Personal Perceptions Matter

Our personal perceptions play a huge role in defining what we consider tough. Let’s take another example. May and Jacob both work at the same company. May feels overwhelmed by the constant deadlines and office politics, while Jacob thrives on the fast pace and sees it as a challenge rather than a hardship.

May might describe her job as tough because it wears her down emotionally and mentally. Jacob, however, might describe the same job as exciting and fulfilling.

This difference boils down to their unique perceptions and how they process their experiences.

Expectations and Comparisons

Expectations also influence our perception of a tough life. If someone has grown up with high expectations set by themselves or others, they might feel that anything less than perfection is tough. This is a problem which I suffer from – perfectionism.

Conversely, someone with a more laid-back approach might not feel the same pressure and therefore perceive their life as less challenging.

Comparisons can complicate things further. Social media often showcases the highlight reels of others’ lives, leading us to compare our struggles with their successes. This can make our own challenges feel tougher than they might actually be.

Building Resilience

While a tough life is subjective, building resilience is a universal goal.

Resilience is the ability to bounce back from difficulties and adapt to challenging situations. It’s about developing a mindset that, while acknowledging the toughness of certain situations, finds ways to cope and thrive.

Here are a few tips to build resilience:

  • Stay Positive: Focus on what you can control and look for the silver linings.
  • Connect with Others: Build a support network of friends, family, or mentors.
  • Take Care of Yourself: Prioritize your physical and mental well-being.
  • Set Realistic Goals: Break down large challenges into manageable steps.
  • Learn from Experiences: Reflect on past challenges to understand how you overcame them.

Embracing the Subjectivity

Understanding that the concept of a tough life is subjective can help us be more empathetic and supportive towards others.
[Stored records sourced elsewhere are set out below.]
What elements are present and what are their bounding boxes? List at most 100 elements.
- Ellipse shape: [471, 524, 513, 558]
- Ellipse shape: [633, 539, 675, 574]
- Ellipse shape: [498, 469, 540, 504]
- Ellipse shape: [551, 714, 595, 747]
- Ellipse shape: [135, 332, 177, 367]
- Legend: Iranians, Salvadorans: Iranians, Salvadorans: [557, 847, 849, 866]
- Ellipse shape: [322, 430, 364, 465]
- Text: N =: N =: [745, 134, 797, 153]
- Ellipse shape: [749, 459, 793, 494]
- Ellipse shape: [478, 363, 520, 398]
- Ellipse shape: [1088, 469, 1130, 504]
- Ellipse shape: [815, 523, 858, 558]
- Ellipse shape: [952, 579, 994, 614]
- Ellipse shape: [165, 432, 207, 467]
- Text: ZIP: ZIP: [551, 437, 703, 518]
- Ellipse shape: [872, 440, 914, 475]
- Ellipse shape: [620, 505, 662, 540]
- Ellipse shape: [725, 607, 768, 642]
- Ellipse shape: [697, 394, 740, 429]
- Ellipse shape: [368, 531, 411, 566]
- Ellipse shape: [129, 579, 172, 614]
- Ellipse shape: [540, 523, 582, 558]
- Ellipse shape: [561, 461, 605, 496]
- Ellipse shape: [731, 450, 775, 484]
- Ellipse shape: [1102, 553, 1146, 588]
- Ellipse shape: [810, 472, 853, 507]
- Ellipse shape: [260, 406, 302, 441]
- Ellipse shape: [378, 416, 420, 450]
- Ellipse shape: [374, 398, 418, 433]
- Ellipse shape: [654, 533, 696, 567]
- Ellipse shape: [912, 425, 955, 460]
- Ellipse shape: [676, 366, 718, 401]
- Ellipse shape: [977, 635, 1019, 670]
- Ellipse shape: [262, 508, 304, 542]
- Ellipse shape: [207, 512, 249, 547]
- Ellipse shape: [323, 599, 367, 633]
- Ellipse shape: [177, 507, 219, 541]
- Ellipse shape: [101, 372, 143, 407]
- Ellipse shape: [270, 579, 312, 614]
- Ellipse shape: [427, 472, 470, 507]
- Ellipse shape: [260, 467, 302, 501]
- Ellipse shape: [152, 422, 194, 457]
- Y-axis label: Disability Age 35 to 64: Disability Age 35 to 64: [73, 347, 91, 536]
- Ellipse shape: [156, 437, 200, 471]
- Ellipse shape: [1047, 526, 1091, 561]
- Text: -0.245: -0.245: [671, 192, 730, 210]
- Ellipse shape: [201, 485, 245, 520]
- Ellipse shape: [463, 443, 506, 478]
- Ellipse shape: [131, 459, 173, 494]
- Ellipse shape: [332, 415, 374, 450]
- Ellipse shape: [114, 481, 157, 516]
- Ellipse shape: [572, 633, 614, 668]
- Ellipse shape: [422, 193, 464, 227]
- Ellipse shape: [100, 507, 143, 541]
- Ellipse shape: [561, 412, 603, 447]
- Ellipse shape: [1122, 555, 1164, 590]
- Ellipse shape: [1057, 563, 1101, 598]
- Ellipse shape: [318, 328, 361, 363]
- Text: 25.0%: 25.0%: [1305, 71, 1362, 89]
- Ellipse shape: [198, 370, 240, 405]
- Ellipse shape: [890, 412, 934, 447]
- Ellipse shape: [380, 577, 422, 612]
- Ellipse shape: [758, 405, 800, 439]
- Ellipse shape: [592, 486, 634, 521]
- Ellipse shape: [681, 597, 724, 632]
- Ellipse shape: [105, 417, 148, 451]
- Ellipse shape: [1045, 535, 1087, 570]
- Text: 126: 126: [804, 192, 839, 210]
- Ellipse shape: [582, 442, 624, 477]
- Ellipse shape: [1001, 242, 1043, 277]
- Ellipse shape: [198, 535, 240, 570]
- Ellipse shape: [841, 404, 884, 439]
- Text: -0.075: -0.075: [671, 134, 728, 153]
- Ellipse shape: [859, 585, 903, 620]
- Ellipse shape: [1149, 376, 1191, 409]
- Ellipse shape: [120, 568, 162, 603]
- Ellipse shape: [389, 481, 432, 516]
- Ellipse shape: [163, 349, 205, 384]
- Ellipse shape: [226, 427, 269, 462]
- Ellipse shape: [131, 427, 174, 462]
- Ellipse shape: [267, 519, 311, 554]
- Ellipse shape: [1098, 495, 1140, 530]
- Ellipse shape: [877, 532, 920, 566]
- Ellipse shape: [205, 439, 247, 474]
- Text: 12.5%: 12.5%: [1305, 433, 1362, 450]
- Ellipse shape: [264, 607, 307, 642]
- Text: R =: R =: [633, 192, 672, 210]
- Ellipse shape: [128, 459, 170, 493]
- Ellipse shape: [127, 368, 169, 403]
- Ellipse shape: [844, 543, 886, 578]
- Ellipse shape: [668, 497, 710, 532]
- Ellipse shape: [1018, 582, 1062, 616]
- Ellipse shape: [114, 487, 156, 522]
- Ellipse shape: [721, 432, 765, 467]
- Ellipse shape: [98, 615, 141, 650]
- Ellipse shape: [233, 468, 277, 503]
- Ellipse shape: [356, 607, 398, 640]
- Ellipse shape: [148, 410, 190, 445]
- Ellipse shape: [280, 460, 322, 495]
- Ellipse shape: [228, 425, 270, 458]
It reminds us not to dismiss someone else’s struggles just because they don’t match our own experiences. Instead, we can offer a listening ear and a helping hand, knowing that everyone faces their own version of tough times. Empathy goes a very long way.

In the end, recognizing the subjectivity of a tough life can lead to greater compassion and resilience, both for ourselves and those around us. So, let’s embrace our unique journeys and support each other along the way. After all, life may be tough, but we’re tougher together.